Ayçiçeği yağının raf ömrünü uzatmak için kimyasal müdahaleler uygulanır. Bu nedenle vitamin içeriğinden ve sağlıklı yağ asitlerinden ciddi bir kayba uğrar. Ancak bu süreç yine de onu tamamen sağlığa zararlı hale getirmez aksine ısıl işleme en uygun yağ haline getirir.

Diyetisyen Büşra Ateş

KANOLA YAĞI İNSÜLİN DİRENCİNİ DÜŞÜRME KONUSUNDA ETKİLİ

Son zamanlarda mutfakların vazgeçilmezi haline gelen ve kolza bitkisinin tohumlarından elde edilen kanola yağı 1970'lerde Manitoba Üniversitesi'ndeki araştırmacılar tarafından geliştirildi.

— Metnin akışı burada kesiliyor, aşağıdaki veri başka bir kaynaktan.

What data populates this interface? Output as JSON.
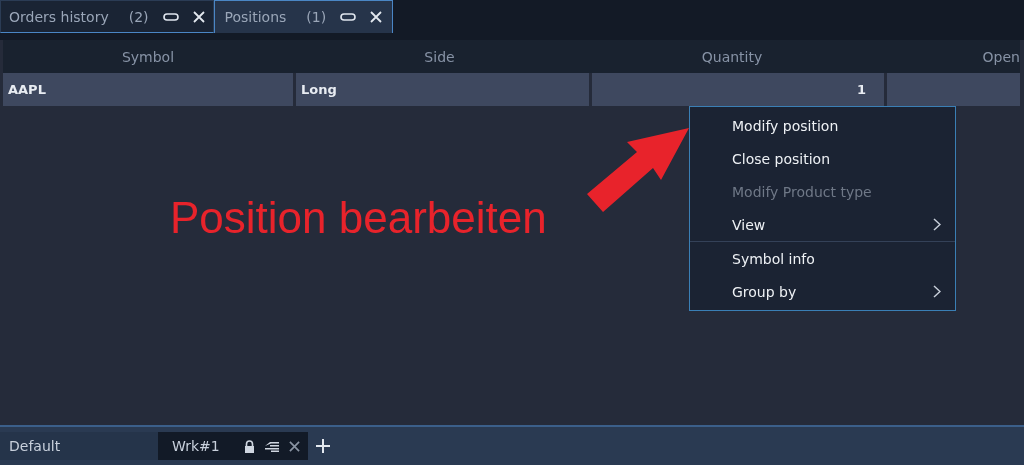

Kanolanın asit içeriğinin düşük oluşunun, tohumundan üretilen yağı ısıya uygun bir hale getirerek kızartmalarda kullanıma elverişliliğini artırdığını belirten Ateş, “Omega-3, 6 ve 9’dan zengin kanola yağı insülin direncini düşürmede oldukça etkili. Hayatımıza gireli çok olmadığından sofralarımızda diğer yağlar kadar yer bulabilmesi için biraz daha zamana ihtiyacı var. Hâlâ birçoğumuz tadını bilmiyor ya da almaya cesaret edemiyor olabilir. Ancak kanola yağı dışarda tüketilen salataların soslarında ya da marketten alınan hazır salata soslarında sıklıkla bulunur. Yani aslında kanola yağı bilmeden severek tükettiğimiz bir yağ. İçeriği hakkında daha fazla bilgilendirme ve tanıtım yapılarak tüketiminin artması sağlanırsa insülin direnci ve kolesterole faydalarını göreceğimiz bir yağ” açıklamalarında bulundu.

Haberin Devamı

Işık ise dikkat edilmesi gereken önemli bir noktaya değindi:

Kolza bitkisi zehirli bitki türleri arasında yer aldığından dolayı kanola yağının insan sağlığına olumsuz etkileri olduğu iddiaları sık sık karşımıza çıkıyor. Ancak piyasada bulunan yağlar bu zararlı maddelerden tamamen arındırılıyor.”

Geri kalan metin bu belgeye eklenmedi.